Von 1968 bis 1970 hatte er eine Aspirantur am Institut für Architektur und baugebundene Kunst der Kunsthochschule Berlin-Weißensee. Danach arbeitete er freischaffend in Schwedt. Er erhielt u. a. Aufträge für baubezogene Arbeiten. 1973 begann er mit Fotografie in Reihungen und Sequenzen.
Haensel stand in Kontakt u. a. mit Erika Stürmer-Alex und dem Kunsthistoriker und Galeristen Klaus Werner. 1984 wurde er mit seiner Frau, der Malerin Christine Prinz (1944–2013) von der DDR ausgebürgert. Beide reisten in die Bundesrepublik aus und arbeiteten gemeinsam freischaffend in Bremen. 2019 sagte Hänsel zu seiner Lage in der DDR und zur Ausreise: „Wir konnten künstlerisch tun, was wir wollten... Wir wollten den Louvre sehen.“[1]
Von 1989 bis 1993 beschäftigte Haensel sich intensiv mit dem Werk Edvard Munchs. Ab 1993 schuf er Skulpturen aus Wellpappe und Industriekartonagen. Er war zu Arbeitsaufenthalte in Rom, Paris und New York, ab 1995 in der Bretagne und an der Côte d’Azur.
Im gemeinnützigen Bremer Kultur- und Bildungsverein KUBO leitete er einen Zeichenkurs.
Haensel hatte in der DDR, der Bundesrepublik und im Ausland eine Vielzahl von Ausstellungen. In der DDR war er u. a. 1972/1973 und 1982/1973 auf der VII. und IX. Kunstausstellung der DDR in Dresden und 1977, 1979 und 1983 auf der Ausstellung „100 ausgewählte Grafiken“ vertreten.
Arbeiten Hänsels befinden sich auch in öffentlichen Sammlungen, u. a. im Lindenau-Museum Altenburg/Thür.[2]
Mitgliedschaften
- Verband Bildender Künstler der DDR
- BBK Bremer Verband Bildender Künstlerinnen und Künstler
Rezeption
„Hänsel arbeitete häufig seriell, nutzte für seine meist figürlichen Malereien und Zeichnungen unterschiedliche Materialien und experimentierte auch mit der Fotografie.“[1]
Weitere Werkbeispiele
Baugebundene Werke
- Kinder der Welt (1968, zwei Wandbilder, Scraffito, je 5,00 × 10 m, Ausführung mit der PGH Bau Schwedt; Schwedt, heutige Berliner Straße, Kindergarten/Kinderkrippe)[3]
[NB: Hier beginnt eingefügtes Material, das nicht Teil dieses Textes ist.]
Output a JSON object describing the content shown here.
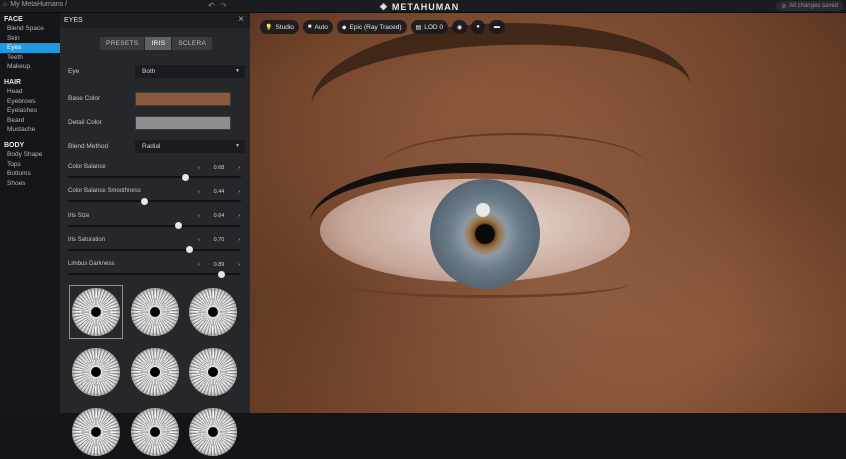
{
  "topbar": {
    "breadcrumb": "My MetaHumans /",
    "logo_text": "METAHUMAN",
    "status": "All changes saved",
    "undo_icon": "undo-icon",
    "redo_icon": "redo-icon"
  },
  "sidebar": {
    "sections": [
      {
        "title": "FACE",
        "items": [
          "Blend Space",
          "Skin",
          "Eyes",
          "Teeth",
          "Makeup"
        ]
      },
      {
        "title": "HAIR",
        "items": [
          "Head",
          "Eyebrows",
          "Eyelashes",
          "Beard",
          "Mustache"
        ]
      },
      {
        "title": "BODY",
        "items": [
          "Body Shape",
          "Tops",
          "Bottoms",
          "Shoes"
        ]
      }
    ],
    "active_item": "Eyes",
    "active_color": "#1e9be0"
  },
  "panel": {
    "title": "EYES",
    "tabs": [
      "PRESETS",
      "IRIS",
      "SCLERA"
    ],
    "active_tab": "IRIS",
    "eye_label": "Eye",
    "eye_value": "Both",
    "base_color_label": "Base Color",
    "base_color": "#8a5a3e",
    "detail_color_label": "Detail Color",
    "detail_color": "#8d8d8d",
    "blend_method_label": "Blend Method",
    "blend_method_value": "Radial",
    "sliders": [
      {
        "label": "Color Balance",
        "value": "0.68",
        "fraction": 0.68
      },
      {
        "label": "Color Balance Smoothness",
        "value": "0.44",
        "fraction": 0.44
      },
      {
        "label": "Iris Size",
        "value": "0.64",
        "fraction": 0.64
      },
      {
        "label": "Iris Saturation",
        "value": "0.70",
        "fraction": 0.7
      },
      {
        "label": "Limbus Darkness",
        "value": "0.89",
        "fraction": 0.89
      }
    ],
    "selected_iris": 0
  },
  "viewport": {
    "toolbar": [
      {
        "icon": "lightbulb-icon",
        "label": "Studio"
      },
      {
        "icon": "camera-icon",
        "label": "Auto"
      },
      {
        "icon": "diamond-icon",
        "label": "Epic (Ray Traced)"
      },
      {
        "icon": "lod-icon",
        "label": "LOD 0"
      },
      {
        "icon": "globe-icon",
        "label": ""
      },
      {
        "icon": "head-icon",
        "label": ""
      },
      {
        "icon": "grid-icon",
        "label": ""
      }
    ]
  }
}
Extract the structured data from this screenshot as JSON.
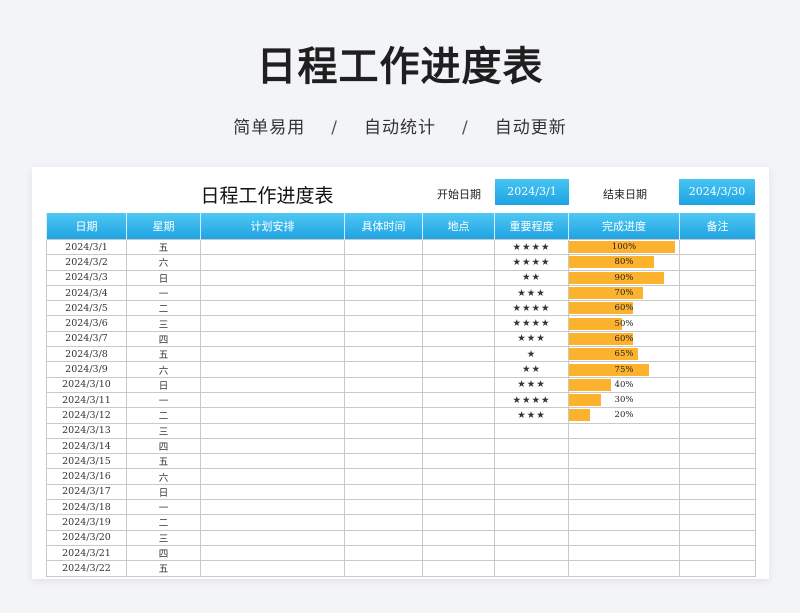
{
  "hero": {
    "title": "日程工作进度表",
    "subtitle_parts": [
      "简单易用",
      "/",
      "自动统计",
      "/",
      "自动更新"
    ]
  },
  "sheet": {
    "title": "日程工作进度表",
    "start_label": "开始日期",
    "start_value": "2024/3/1",
    "end_label": "结束日期",
    "end_value": "2024/3/30"
  },
  "colors": {
    "header": "#1fa3e2",
    "bar": "#fdb22d",
    "star": "#e08a1a"
  },
  "table": {
    "columns": [
      "日期",
      "星期",
      "计划安排",
      "具体时间",
      "地点",
      "重要程度",
      "完成进度",
      "备注"
    ],
    "rows": [
      {
        "date": "2024/3/1",
        "weekday": "五",
        "plan": "",
        "time": "",
        "place": "",
        "stars": "★★★★",
        "progress": 1.0,
        "progress_label": "100%",
        "note": ""
      },
      {
        "date": "2024/3/2",
        "weekday": "六",
        "plan": "",
        "time": "",
        "place": "",
        "stars": "★★★★",
        "progress": 0.8,
        "progress_label": "80%",
        "note": ""
      },
      {
        "date": "2024/3/3",
        "weekday": "日",
        "plan": "",
        "time": "",
        "place": "",
        "stars": "★★",
        "progress": 0.9,
        "progress_label": "90%",
        "note": ""
      },
      {
        "date": "2024/3/4",
        "weekday": "一",
        "plan": "",
        "time": "",
        "place": "",
        "stars": "★★★",
        "progress": 0.7,
        "progress_label": "70%",
        "note": ""
      },
      {
        "date": "2024/3/5",
        "weekday": "二",
        "plan": "",
        "time": "",
        "place": "",
        "stars": "★★★★",
        "progress": 0.6,
        "progress_label": "60%",
        "note": ""
      },
      {
        "date": "2024/3/6",
        "weekday": "三",
        "plan": "",
        "time": "",
        "place": "",
        "stars": "★★★★",
        "progress": 0.5,
        "progress_label": "50%",
        "note": ""
      },
      {
        "date": "2024/3/7",
        "weekday": "四",
        "plan": "",
        "time": "",
        "place": "",
        "stars": "★★★",
        "progress": 0.6,
        "progress_label": "60%",
        "note": ""
      },
      {
        "date": "2024/3/8",
        "weekday": "五",
        "plan": "",
        "time": "",
        "place": "",
        "stars": "★",
        "progress": 0.65,
        "progress_label": "65%",
        "note": ""
      },
      {
        "date": "2024/3/9",
        "weekday": "六",
        "plan": "",
        "time": "",
        "place": "",
        "stars": "★★",
        "progress": 0.75,
        "progress_label": "75%",
        "note": ""
      },
      {
        "date": "2024/3/10",
        "weekday": "日",
        "plan": "",
        "time": "",
        "place": "",
        "stars": "★★★",
        "progress": 0.4,
        "progress_label": "40%",
        "note": ""
      },
      {
        "date": "2024/3/11",
        "weekday": "一",
        "plan": "",
        "time": "",
        "place": "",
        "stars": "★★★★",
        "progress": 0.3,
        "progress_label": "30%",
        "note": ""
      },
      {
        "date": "2024/3/12",
        "weekday": "二",
        "plan": "",
        "time": "",
        "place": "",
        "stars": "★★★",
        "progress": 0.2,
        "progress_label": "20%",
        "note": ""
      },
      {
        "date": "2024/3/13",
        "weekday": "三",
        "plan": "",
        "time": "",
        "place": "",
        "stars": "",
        "progress": null,
        "progress_label": "",
        "note": ""
      },
      {
        "date": "2024/3/14",
        "weekday": "四",
        "plan": "",
        "time": "",
        "place": "",
        "stars": "",
        "progress": null,
        "progress_label": "",
        "note": ""
      },
      {
        "date": "2024/3/15",
        "weekday": "五",
        "plan": "",
        "time": "",
        "place": "",
        "stars": "",
        "progress": null,
        "progress_label": "",
        "note": ""
      },
      {
        "date": "2024/3/16",
        "weekday": "六",
        "plan": "",
        "time": "",
        "place": "",
        "stars": "",
        "progress": null,
        "progress_label": "",
        "note": ""
      },
      {
        "date": "2024/3/17",
        "weekday": "日",
        "plan": "",
        "time": "",
        "place": "",
        "stars": "",
        "progress": null,
        "progress_label": "",
        "note": ""
      },
      {
        "date": "2024/3/18",
        "weekday": "一",
        "plan": "",
        "time": "",
        "place": "",
        "stars": "",
        "progress": null,
        "progress_label": "",
        "note": ""
      },
      {
        "date": "2024/3/19",
        "weekday": "二",
        "plan": "",
        "time": "",
        "place": "",
        "stars": "",
        "progress": null,
        "progress_label": "",
        "note": ""
      },
      {
        "date": "2024/3/20",
        "weekday": "三",
        "plan": "",
        "time": "",
        "place": "",
        "stars": "",
        "progress": null,
        "progress_label": "",
        "note": ""
      },
      {
        "date": "2024/3/21",
        "weekday": "四",
        "plan": "",
        "time": "",
        "place": "",
        "stars": "",
        "progress": null,
        "progress_label": "",
        "note": ""
      },
      {
        "date": "2024/3/22",
        "weekday": "五",
        "plan": "",
        "time": "",
        "place": "",
        "stars": "",
        "progress": null,
        "progress_label": "",
        "note": ""
      }
    ]
  }
}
- Friedliche und fröhliche Jugend an der Oder-Neiße-Friedensgrenze (1970, Wandgestaltung, Capoplex-Tempera-Lasurmalerei auf Carova-Gipsgrund mit Marmorsplitt, 81 m2; Schwedt, Wohnkomplex II; Kompaktbau einer Schulspeiseeinrichtung; mit Klaus Dennhardt und Erich Hering)[4]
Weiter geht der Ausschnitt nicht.